Unfortunately, the tissue obtained does not allow for adequate histopathologic evaluation of margins and sometimes can even make diagnosis difficult. Therefore, it should only be used for selected cases where the lesion and the intent of treatment are clearly understood.
- It is normally undertaken with a local anaesthetic.
- A sharp curette is used to debulk (remove) the tissue creating a broad but superficial wound.
- The wound is not stitched but is cleaned and a dressing is applied.
- You will be provided with a written information sheet that includes our after-hours contact number. While we don’t expect problems, we want to ensure that we are there for you should the unexpected arise.

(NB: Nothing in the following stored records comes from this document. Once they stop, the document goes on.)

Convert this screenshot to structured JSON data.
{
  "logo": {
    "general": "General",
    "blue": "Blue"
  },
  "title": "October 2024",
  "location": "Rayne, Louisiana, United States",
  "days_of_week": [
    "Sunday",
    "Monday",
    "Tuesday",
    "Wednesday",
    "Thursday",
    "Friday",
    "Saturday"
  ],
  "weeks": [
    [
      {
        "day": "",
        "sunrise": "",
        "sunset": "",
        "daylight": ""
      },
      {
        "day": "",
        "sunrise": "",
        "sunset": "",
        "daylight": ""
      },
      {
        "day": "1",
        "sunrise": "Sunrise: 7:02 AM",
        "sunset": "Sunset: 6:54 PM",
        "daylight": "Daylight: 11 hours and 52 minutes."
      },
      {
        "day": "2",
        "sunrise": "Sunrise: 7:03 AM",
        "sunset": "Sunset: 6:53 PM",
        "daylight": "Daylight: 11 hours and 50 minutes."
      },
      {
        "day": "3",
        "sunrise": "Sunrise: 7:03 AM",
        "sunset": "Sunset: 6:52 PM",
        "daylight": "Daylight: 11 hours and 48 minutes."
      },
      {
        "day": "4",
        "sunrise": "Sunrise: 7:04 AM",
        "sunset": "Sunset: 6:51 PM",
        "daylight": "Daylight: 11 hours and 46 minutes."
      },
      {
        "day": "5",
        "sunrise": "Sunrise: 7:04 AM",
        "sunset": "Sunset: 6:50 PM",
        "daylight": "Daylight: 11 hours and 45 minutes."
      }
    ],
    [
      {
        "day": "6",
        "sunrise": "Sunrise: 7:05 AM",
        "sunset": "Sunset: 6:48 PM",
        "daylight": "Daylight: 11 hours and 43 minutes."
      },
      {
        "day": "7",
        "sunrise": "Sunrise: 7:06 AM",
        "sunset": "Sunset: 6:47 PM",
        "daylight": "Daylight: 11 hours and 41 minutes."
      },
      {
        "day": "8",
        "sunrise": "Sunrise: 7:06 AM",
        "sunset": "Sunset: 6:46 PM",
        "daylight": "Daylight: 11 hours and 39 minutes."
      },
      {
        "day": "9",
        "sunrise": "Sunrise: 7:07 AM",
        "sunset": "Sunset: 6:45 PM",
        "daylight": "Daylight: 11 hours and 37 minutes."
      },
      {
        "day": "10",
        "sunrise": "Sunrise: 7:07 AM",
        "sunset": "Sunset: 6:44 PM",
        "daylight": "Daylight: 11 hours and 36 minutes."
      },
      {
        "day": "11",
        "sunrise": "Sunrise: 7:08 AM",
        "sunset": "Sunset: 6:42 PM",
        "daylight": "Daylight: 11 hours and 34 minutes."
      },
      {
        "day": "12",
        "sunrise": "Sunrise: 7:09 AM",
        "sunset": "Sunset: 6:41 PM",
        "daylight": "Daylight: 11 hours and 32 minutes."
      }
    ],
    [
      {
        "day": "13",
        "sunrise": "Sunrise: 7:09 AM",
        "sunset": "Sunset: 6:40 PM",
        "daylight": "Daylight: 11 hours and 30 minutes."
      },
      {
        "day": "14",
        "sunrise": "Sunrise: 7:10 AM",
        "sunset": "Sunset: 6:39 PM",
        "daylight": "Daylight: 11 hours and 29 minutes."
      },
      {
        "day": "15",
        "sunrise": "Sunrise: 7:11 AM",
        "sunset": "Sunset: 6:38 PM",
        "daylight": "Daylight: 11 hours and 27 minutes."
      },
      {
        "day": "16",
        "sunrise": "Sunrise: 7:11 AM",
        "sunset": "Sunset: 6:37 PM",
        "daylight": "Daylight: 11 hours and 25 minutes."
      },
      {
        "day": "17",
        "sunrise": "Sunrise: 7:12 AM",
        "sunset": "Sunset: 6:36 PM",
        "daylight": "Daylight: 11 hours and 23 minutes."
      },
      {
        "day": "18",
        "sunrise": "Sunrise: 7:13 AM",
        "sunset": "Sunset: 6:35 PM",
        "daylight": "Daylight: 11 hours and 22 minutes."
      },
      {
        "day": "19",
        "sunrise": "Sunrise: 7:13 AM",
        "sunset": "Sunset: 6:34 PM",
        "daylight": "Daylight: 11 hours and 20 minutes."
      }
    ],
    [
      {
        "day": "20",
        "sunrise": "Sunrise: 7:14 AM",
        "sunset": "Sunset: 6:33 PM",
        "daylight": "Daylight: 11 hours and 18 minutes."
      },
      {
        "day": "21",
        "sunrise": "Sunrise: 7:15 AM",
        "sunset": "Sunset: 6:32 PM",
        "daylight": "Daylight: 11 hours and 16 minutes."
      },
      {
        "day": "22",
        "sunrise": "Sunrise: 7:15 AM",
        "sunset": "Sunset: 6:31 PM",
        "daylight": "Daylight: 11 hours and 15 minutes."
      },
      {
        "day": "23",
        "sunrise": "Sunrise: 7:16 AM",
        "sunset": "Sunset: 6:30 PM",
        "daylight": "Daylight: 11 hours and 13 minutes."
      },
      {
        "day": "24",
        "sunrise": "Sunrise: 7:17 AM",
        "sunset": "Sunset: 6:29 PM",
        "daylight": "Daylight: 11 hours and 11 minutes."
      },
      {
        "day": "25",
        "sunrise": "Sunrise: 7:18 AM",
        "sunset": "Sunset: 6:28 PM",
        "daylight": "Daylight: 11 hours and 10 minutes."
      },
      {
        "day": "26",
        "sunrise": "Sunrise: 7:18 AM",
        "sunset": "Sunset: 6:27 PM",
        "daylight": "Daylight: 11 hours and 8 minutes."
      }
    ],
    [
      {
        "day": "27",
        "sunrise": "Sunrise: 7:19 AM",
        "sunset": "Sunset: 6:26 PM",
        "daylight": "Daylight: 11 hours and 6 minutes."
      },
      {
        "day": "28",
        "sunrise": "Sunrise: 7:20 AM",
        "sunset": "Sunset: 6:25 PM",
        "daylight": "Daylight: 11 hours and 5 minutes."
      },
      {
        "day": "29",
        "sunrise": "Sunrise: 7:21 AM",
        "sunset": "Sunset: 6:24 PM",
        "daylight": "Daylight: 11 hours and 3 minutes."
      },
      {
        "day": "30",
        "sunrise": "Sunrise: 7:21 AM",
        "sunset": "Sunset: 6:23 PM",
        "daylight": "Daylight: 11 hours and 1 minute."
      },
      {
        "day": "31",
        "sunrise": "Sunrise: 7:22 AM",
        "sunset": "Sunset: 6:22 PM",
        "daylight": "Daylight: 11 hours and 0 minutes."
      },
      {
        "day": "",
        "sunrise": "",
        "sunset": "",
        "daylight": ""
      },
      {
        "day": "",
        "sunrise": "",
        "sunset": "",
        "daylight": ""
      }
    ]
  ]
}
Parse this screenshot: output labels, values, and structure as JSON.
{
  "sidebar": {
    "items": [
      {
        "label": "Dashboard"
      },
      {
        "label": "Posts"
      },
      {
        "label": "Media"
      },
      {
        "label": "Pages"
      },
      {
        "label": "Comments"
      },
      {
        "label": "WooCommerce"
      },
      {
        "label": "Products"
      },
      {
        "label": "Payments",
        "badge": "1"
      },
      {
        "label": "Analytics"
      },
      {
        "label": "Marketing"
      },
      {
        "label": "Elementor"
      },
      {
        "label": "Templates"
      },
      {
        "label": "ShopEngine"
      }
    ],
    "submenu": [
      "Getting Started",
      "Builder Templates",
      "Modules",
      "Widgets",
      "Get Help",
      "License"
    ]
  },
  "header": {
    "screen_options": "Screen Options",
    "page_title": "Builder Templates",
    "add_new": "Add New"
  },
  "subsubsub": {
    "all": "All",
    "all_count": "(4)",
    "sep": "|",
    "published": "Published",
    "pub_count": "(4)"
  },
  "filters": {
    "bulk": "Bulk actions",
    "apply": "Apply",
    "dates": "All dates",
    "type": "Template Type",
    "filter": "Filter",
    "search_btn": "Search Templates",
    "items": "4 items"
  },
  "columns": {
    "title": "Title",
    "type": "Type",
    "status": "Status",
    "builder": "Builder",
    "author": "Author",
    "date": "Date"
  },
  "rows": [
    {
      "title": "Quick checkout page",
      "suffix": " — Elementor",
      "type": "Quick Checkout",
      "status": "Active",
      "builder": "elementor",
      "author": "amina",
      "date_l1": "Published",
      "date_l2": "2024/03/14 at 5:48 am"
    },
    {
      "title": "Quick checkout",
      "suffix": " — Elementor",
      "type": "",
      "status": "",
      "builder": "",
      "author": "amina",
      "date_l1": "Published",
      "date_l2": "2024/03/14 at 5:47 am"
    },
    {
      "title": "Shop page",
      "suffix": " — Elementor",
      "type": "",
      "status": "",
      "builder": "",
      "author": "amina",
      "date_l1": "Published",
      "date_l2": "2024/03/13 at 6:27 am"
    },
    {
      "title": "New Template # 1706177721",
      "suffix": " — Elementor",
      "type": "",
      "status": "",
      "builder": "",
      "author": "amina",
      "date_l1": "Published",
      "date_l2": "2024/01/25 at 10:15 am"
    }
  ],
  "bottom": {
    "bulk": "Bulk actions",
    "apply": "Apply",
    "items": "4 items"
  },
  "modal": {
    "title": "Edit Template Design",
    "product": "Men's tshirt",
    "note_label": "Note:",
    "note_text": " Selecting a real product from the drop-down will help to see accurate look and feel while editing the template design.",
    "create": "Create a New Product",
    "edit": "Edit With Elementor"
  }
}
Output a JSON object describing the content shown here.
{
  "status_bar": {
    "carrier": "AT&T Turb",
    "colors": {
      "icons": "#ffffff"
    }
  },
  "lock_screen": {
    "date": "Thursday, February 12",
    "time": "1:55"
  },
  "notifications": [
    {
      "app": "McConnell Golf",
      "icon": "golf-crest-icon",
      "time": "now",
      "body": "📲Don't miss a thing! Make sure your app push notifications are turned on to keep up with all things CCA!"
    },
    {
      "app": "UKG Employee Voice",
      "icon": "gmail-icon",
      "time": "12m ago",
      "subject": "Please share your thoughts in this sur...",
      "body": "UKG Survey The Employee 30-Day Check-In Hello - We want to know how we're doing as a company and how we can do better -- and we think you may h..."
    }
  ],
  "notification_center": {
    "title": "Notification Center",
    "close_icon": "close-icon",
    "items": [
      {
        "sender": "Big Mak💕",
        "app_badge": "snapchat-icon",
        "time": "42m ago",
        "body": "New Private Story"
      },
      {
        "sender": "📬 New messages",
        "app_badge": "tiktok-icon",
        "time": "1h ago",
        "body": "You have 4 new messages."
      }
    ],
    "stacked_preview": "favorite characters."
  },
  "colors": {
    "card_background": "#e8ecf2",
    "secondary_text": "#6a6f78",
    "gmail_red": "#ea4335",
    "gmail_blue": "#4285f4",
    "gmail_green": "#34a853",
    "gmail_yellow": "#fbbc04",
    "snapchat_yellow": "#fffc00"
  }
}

Curettage & electrodessication
Curettage and electrodessication (also known as diathermy) are often called curettage and cautery (abbreviated as C&C). This is often used when treating superficial skin cancers or precancerous lesions. The intent is to reduce the risk of the cancerous lesion from returning.
- Curettage is immediately followed by electrodessication which uses heat to destroy a superficial layer of tissue at the base of the wound.
- The C&C may be performed 2-3 times to minimise the risk of recurrence.
After the procedure, there will be a superficial ulcer (depression) of the skin where the procedure was performed. There are no stitches to have removed. As a result, most people can continue with their normal activities with minimal disruption. The application of white soft paraffin may help reduce crust formation and improve the cosmetic outcome.
The wound will normally heal by granulating and forming an eschar (scab) over 4-6 weeks. Superficial curettages can heal without a scar, whereas a deep procedure would be expected to leave a scar that is broad and depressed. They may also leave a white discolouration of the skin. It is therefore best to avoid deep curettages in cosmetically sensitive areas.
As with all surgical procedures, there is a risk of bleeding and infection, however, this risk is low with curettage as the wound is superficial.